Filter-Based Feature Subset Selection and Data Sampling for Fault-Prone Program Module Prediction  
Author Kehan Gao

 

Co-Author(s) Taghi M. Khoshgoftaar; Amri Napolitano

 

Abstract Classification models are effective tools for software quality prediction, helping practitioners to identify potentially problematic modules and intelligently assign limited project resources. However, two problems, high dimensionality and class imbalance, may affect the classifiers performance. In this study, we propose a data pre-processing approach, in which feature selection is combined with data sampling, to overcome these problems. More specifically, we investigate two filter-based feature subsets selection techniques, i.e., correlation-based and consistency-based subset evaluation methods, and three data sampling methods, i.e., random undersampling, random oversampling, and synthetic minority oversampling.
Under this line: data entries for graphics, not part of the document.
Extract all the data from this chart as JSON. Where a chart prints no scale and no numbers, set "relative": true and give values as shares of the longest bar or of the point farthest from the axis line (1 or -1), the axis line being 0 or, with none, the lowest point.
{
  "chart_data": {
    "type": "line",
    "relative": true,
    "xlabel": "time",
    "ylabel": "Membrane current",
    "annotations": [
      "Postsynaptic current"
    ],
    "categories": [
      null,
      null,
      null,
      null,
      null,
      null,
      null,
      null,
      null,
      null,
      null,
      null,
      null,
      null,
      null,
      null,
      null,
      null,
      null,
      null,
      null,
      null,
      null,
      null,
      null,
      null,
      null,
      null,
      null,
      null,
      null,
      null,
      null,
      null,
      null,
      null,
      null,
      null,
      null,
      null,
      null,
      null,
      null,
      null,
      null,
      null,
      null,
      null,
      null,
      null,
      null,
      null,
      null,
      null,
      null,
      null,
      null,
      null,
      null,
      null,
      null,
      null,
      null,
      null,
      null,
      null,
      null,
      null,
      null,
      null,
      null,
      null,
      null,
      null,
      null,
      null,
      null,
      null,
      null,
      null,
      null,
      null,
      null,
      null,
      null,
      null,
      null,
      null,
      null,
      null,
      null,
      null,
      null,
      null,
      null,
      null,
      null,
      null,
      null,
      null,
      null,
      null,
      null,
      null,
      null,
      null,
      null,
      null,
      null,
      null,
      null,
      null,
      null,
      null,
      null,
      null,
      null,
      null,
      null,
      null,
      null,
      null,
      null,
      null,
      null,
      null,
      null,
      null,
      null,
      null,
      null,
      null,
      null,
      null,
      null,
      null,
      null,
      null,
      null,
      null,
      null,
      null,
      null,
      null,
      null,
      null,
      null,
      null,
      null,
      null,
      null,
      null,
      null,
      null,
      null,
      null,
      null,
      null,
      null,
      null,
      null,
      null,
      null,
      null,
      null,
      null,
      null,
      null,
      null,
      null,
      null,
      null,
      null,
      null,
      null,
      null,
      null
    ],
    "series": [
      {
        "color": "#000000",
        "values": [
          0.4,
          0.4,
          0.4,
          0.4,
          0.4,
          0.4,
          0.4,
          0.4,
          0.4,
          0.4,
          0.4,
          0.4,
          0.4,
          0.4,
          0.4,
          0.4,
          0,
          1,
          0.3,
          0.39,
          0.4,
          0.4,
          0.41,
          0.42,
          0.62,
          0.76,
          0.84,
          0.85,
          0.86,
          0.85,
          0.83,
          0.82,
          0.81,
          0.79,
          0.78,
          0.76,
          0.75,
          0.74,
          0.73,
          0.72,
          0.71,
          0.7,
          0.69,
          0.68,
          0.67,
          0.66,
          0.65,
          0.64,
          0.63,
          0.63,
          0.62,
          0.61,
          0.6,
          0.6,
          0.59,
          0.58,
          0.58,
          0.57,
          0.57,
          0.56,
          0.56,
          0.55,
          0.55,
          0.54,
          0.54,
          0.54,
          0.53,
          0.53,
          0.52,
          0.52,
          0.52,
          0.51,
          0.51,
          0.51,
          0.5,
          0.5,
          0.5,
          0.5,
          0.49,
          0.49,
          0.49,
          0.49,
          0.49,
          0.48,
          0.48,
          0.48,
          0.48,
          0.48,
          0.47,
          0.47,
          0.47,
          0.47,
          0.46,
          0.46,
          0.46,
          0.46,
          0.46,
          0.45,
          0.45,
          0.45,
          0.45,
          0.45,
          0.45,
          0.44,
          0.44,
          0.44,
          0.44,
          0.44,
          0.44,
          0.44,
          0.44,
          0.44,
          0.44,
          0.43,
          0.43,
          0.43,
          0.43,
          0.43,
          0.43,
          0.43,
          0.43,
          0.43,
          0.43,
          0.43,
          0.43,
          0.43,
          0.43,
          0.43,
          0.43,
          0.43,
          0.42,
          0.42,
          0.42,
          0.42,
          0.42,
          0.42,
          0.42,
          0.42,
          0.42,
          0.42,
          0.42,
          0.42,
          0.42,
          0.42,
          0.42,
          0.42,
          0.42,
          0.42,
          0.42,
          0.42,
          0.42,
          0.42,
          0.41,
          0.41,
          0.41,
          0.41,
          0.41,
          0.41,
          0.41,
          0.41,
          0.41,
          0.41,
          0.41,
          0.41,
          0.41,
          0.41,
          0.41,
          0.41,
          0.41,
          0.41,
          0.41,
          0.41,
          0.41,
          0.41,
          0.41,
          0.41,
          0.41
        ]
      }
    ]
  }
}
We are interested in exploring the effect of the various feature selection techniques, sampling methods, and their interactions on the performance of classification models. The empirical study was carried out on three datasets from a real-world software system. The results demonstrate that the correlation-based subset evaluation technique outperforms the consistency-based method when both used along with a random sampling method; however, when synthetic minority oversampling is employed the consistencybased technique may be a better choice.

 

Keywords software quality prediction, feature selection, data sampling, subset selection
   
    Article #:  21114
 
Proceedings of the 21st ISSAT International Conference on Reliability and Quality in Design
August 6-8, 2015 - Philadelphia, Pennsylvia, U.S.A.